Urine samples were thawed, vortexed and centrifuged, and biomarker measurements were performed on the supernatant. Urinary NAG was measured spectrophotometrically according to the manufacturers’ protocols (Roche Diagnostics). Urinary KIM-1, IL-8, IP-10, and MCP-1 measurements were performed using microsphere-based Luminex xMAP technology as described previously.9,23 This is a multiplex particle-enhanced, sandwich type, liquid-phase immunoassay with laser-based detection system based on flow cytometry.38 The assay to measure KIM-1 was developed and evaluated in our laboratory23 whereas Beadlyte Human Multi-Cytokine Detection (48-011) (Upstate-Millipore, Billerica, MA) with protocol B was used to measure IL-8, IP-10, and MCP-1. Urine samples (25 μl for IL-8, IP-10, and MCP-1 or 30 μl for KIM-1) were analyzed in duplicate and respective analytes were quantitated using 8-point (or 13-point for KIM-1 assay) five parametric logarithmic standard curves. The inter- and intraassay variability was <20% for all assays. Urinary IL-6 was measured by enzyme-linked immunosorbent assay (high sensitive immunoassay: HS600B; R&D, Minneapolis, MN) according to the manufacturer’s protocol.9 The urinary levels of the respective antigens were expressed in absolute terms and also normalized to the urinary creatinine concentration. Investigators who were unaware of the patients’ clinical characteristics performed all of the urinary analyte measurements. All the urine specimens for the measurements of the markers had the same number of freeze–thaw cycles (two freeze–thaw cycles).

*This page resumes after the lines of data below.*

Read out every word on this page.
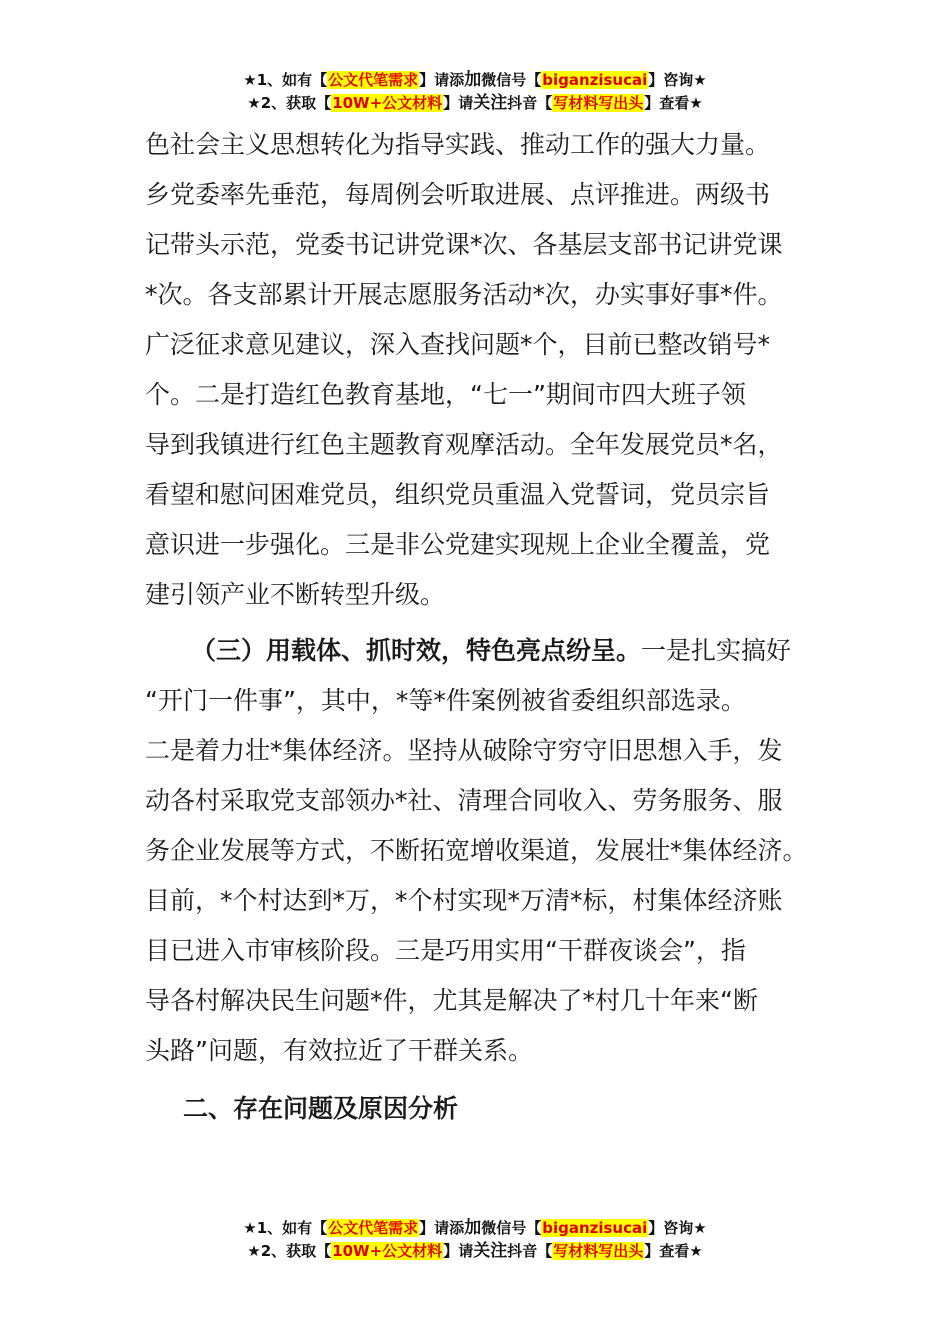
★1、如有【公文代笔需求】请添加微信号【biganzisucai】咨询★
★2、获取【10W+公文材料】请关注抖音【写材料写出头】查看★
色社会主义思想转化为指导实践、推动工作的强大力量。
乡党委率先垂范，每周例会听取进展、点评推进。两级书
记带头示范，党委书记讲党课*次、各基层支部书记讲党课
*次。各支部累计开展志愿服务活动*次，办实事好事*件。
广泛征求意见建议，深入查找问题*个，目前已整改销号*
个。二是打造红色教育基地，“七一”期间市四大班子领
导到我镇进行红色主题教育观摩活动。全年发展党员*名，
看望和慰问困难党员，组织党员重温入党誓词，党员宗旨
意识进一步强化。三是非公党建实现规上企业全覆盖，党
建引领产业不断转型升级。
（三）用载体、抓时效，特色亮点纷呈。一是扎实搞好
“开门一件事”，其中，*等*件案例被省委组织部选录。
二是着力壮*集体经济。坚持从破除守穷守旧思想入手，发
动各村采取党支部领办*社、清理合同收入、劳务服务、服
务企业发展等方式，不断拓宽增收渠道，发展壮*集体经济。
目前，*个村达到*万，*个村实现*万清*标，村集体经济账
目已进入市审核阶段。三是巧用实用“干群夜谈会”，指
导各村解决民生问题*件，尤其是解决了*村几十年来“断
头路”问题，有效拉近了干群关系。
二、存在问题及原因分析
★1、如有【公文代笔需求】请添加微信号【biganzisucai】咨询★
★2、获取【10W+公文材料】请关注抖音【写材料写出头】查看★
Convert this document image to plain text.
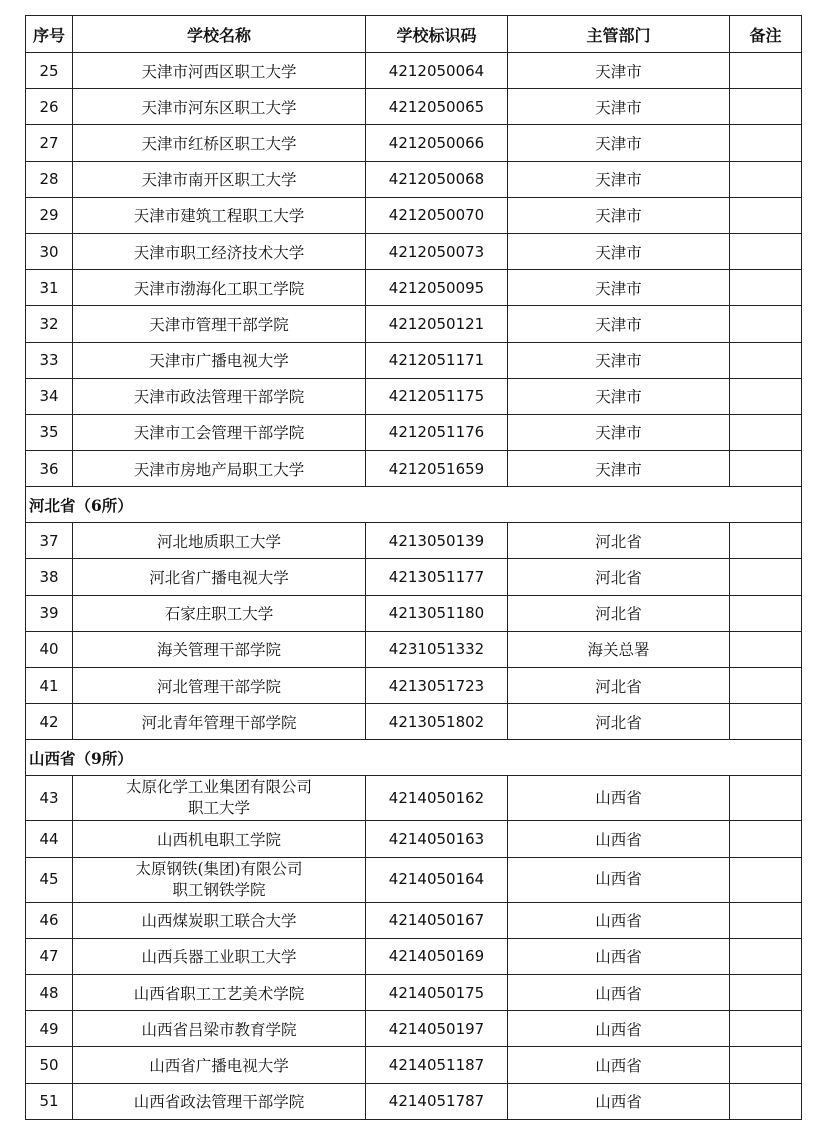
序号	学校名称	学校标识码	主管部门	备注
25	天津市河西区职工大学	4212050064	天津市	
26	天津市河东区职工大学	4212050065	天津市	
27	天津市红桥区职工大学	4212050066	天津市	
28	天津市南开区职工大学	4212050068	天津市	
29	天津市建筑工程职工大学	4212050070	天津市	
30	天津市职工经济技术大学	4212050073	天津市	
31	天津市渤海化工职工学院	4212050095	天津市	
32	天津市管理干部学院	4212050121	天津市	
33	天津市广播电视大学	4212051171	天津市	
34	天津市政法管理干部学院	4212051175	天津市	
35	天津市工会管理干部学院	4212051176	天津市	
36	天津市房地产局职工大学	4212051659	天津市	
河北省（6所）				
37	河北地质职工大学	4213050139	河北省	
38	河北省广播电视大学	4213051177	河北省	
39	石家庄职工大学	4213051180	河北省	
40	海关管理干部学院	4231051332	海关总署	
41	河北管理干部学院	4213051723	河北省	
42	河北青年管理干部学院	4213051802	河北省	
山西省（9所）				
43	太原化学工业集团有限公司
职工大学	4214050162	山西省	
44	山西机电职工学院	4214050163	山西省	
45	太原钢铁(集团)有限公司
职工钢铁学院	4214050164	山西省	
46	山西煤炭职工联合大学	4214050167	山西省	
47	山西兵器工业职工大学	4214050169	山西省	
48	山西省职工工艺美术学院	4214050175	山西省	
49	山西省吕梁市教育学院	4214050197	山西省	
50	山西省广播电视大学	4214051187	山西省	
51	山西省政法管理干部学院	4214051787	山西省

Continuous clinical characteristics were presented as mean± standard deviation, and the categorical ones as proportion. Urinary markers normalized to creatinine were presented as median (25th, 75th percentiles). Statistical analysis was performed on creatinine-normalized and the log-transformed urinary markers. t-Test and χ2-test were used for comparisons between the study groups. In the follow-up analysis, we categorized the investigated markers into quartiles to evaluate relationships between levels of the markers and the odds of regression and progression using logistic regression. In the adjusted model, adjustment was made for the clinical characteristics that were significant in the crude analyses or clinically relevant based on the formerly published reports.5 Clinical characteristics were considered in two ways: as quartiles and as strata by formerly assigned clinical cutoffs regarded associated with MA course (considered cutoff points: HbA1c, 8 g/l; systolic BP, 115 mm Hg; serum cholesterol level, 198 mg/dl; median baseline ACR, 68 mg/g). All analyses were performed using SAS version 9.1 (SAS Institute, Cary, NC). The Committee on Human Subjects of the Joslin Diabetes Center approved the protocol and informed consent procedures for this study.
This work was supported by NIH grants ES016723 (to VSV), DK74099 and DK72381 (to JVB), DK41526 and DK67638 (to ASK), and by ADA Grant 7-03-MN-28 (to MAN).
JVB is co-inventor on patents for KIM-1, which have been assigned to Partners Health Care and licensed to Johnson and Johnson, Genzyme, and Biogen Idec.